On a dark road one night, the car stalls. Adam opens the trunk. Something hits him. He awakens, locked in the trunk to the screams of baby Finn, alone in the back seat.

Yep. "The Hallow" punches that old reliable "parental fear" button, along with referencing Lucio Fulci's eyeball-punishing scene in "Zombie," the finale of Stanley Kubrick's "The Shining" and those light-sensitive night creatures from countless other horror tales.

In his directorial debut, Hardy makes great use of his visual arts background in the movie's immersive designs and unsettling texture.

But he makes the same mistake Steven Spielberg almost made in "Jaws" - he reveals too much too soon and depletes the mystery and terror of the creatures of the woods.

Nick Emerson's lax editing allows images and scenes to languish on screen just long enough to slightly drag when they should giddy-up.
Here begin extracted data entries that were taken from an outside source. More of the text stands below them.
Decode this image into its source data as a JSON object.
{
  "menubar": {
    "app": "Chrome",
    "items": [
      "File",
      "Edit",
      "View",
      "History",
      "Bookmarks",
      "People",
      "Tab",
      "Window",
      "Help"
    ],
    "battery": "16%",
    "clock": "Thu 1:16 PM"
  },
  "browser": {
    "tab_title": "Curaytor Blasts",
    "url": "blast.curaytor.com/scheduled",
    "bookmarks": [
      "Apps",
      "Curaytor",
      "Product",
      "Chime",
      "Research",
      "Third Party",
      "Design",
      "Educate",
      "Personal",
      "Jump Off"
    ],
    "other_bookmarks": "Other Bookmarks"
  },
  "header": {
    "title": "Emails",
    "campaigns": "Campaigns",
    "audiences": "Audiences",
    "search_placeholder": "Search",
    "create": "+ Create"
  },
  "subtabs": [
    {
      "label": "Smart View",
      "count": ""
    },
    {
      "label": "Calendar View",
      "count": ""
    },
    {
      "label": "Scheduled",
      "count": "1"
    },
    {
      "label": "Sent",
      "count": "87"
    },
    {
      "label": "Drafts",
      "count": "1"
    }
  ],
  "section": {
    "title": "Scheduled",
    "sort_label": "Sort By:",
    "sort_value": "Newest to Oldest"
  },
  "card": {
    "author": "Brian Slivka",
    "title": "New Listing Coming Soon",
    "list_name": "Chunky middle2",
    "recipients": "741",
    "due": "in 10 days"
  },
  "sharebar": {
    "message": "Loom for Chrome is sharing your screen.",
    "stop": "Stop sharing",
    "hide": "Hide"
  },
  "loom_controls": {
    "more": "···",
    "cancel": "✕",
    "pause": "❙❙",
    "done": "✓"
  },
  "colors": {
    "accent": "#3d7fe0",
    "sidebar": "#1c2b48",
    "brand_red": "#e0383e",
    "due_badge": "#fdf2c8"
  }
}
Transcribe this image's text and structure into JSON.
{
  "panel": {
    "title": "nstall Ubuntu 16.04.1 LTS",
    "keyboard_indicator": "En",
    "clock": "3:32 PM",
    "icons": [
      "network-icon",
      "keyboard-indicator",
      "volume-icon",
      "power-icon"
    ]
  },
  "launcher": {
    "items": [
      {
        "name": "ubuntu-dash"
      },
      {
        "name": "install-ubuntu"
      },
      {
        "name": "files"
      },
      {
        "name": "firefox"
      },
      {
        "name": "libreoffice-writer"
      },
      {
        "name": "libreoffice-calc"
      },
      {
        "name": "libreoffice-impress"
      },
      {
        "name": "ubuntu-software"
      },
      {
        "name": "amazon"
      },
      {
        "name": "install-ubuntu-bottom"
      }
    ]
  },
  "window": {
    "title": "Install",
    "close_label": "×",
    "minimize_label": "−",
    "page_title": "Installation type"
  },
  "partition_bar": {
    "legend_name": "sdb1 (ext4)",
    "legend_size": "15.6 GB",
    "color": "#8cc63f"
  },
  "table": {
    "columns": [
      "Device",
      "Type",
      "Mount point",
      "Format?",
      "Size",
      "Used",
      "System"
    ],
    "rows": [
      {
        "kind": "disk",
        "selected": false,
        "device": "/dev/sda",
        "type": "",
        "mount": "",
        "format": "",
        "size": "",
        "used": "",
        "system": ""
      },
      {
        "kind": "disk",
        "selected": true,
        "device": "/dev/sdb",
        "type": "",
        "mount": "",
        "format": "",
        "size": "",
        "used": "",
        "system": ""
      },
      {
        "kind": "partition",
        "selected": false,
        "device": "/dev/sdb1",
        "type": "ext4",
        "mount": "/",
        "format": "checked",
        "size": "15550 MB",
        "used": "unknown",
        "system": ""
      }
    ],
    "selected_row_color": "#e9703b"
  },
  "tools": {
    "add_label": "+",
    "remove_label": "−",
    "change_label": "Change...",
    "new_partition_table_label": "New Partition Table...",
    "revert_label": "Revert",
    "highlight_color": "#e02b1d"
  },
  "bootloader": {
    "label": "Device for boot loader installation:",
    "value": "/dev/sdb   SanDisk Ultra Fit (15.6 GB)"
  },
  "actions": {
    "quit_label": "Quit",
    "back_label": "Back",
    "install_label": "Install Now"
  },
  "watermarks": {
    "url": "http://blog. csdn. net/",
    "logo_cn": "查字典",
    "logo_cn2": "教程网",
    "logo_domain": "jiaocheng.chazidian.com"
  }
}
Also, the screenplay (by Hardy and Felipe Marino) fails to follow through on the story's ecological subtext as Adam - a conservationist hired to mark trees for cutting down - gets a rude welcome from supernatural denizens protecting their natural habitat.

So, not a great first work from Hardy, but one solid enough that he's directing a remake of the supernatural cult film "The Crow."

“The Hallow”

★ ★ ★

Opens at the Music Box Theatre in Chicago. Not rated, contains violence, adult language. 92 minutes.